Howard Hadfield was handsome and popular and had a great future in front of him. He had married in 1940 when aged 19 and a career in the family transport business beckoned, but he joined the RAF as war raged.
He trained in South Africa as a Sergeant-Observer, but transferred to the bomb-aimers section and returned to England at Christmas 1942. He joined 620 Squadron of the Royal Air Force Volunteer Reserve and on Monday, 26th July 1943, he flew from Chedburgh, Suffolk, in a Mark I Stirling on a mission to Essen
His aircraft was shot down over Holland by Major Werner Streib, known as the father of the German night fighters. The plane crashed at 00.28 hours on farmland owned by the Bekx family, at Lieshout in the Noord-Brabant province.
Of the seven crew of the Stirling, five died that night — Sgt J R G McDonald, RCAF, Sgt G Jones, Sgt J B Lamont, Sgt H Hadfield and Sgt J McLauchlan.

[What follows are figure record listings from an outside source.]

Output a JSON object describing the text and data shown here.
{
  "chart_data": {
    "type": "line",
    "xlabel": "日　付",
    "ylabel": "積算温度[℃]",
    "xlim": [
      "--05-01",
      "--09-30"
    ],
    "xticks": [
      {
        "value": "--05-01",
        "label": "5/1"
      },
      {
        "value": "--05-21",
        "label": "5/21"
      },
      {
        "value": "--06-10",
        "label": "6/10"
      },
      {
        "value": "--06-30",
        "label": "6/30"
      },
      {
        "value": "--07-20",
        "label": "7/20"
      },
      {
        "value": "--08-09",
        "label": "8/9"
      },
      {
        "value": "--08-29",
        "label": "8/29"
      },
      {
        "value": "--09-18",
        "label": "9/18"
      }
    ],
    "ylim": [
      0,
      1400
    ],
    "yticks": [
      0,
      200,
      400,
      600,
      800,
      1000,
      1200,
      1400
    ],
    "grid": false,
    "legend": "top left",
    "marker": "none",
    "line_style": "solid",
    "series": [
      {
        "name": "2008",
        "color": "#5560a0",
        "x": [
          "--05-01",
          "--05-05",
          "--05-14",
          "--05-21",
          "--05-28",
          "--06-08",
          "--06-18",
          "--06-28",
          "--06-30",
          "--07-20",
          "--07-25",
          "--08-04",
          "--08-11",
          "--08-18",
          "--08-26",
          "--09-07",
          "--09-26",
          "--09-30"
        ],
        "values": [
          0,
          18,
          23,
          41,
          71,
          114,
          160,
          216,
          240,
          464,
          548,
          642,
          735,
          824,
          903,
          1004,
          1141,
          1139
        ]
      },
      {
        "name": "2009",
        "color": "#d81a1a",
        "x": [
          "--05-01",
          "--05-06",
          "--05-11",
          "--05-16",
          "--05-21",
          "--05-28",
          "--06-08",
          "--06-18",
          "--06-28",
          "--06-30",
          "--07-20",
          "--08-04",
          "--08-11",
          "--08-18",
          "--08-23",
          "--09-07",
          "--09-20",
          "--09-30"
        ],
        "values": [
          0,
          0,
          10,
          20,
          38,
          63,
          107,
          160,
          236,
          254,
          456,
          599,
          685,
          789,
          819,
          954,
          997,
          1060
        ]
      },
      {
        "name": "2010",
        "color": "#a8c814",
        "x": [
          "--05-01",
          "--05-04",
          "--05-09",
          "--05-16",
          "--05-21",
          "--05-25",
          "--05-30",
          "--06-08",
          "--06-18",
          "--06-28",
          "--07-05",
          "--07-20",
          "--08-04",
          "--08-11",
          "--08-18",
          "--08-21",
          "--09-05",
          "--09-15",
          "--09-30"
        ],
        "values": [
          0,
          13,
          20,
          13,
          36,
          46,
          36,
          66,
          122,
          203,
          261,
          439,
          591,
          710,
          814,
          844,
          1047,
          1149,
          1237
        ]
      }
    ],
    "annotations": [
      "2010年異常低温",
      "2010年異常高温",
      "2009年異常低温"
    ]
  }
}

The first mentioned was Joseph Roderick Gerald McDonald from Kindersley, Saskatchewan and the McDonald Falls in Northern Saskatchewan are named in his memory. Sgts C H Mutton and J Daly bailed out and became prisoners of war, the former at Stalag Muhlberg and the latter at Stalag Moosburg.
Howard’s wife remarried and the family firm is now Hadfield Transport Ltd. Above is a photo of his grave at Woesnel, Eindhoven, taken many years ago.
He was sorely missed by my mum and nana and the rest of their family and I remember them speaking of him often. It is a reminder that the dead are not the only victims of war, but also those they leave behind.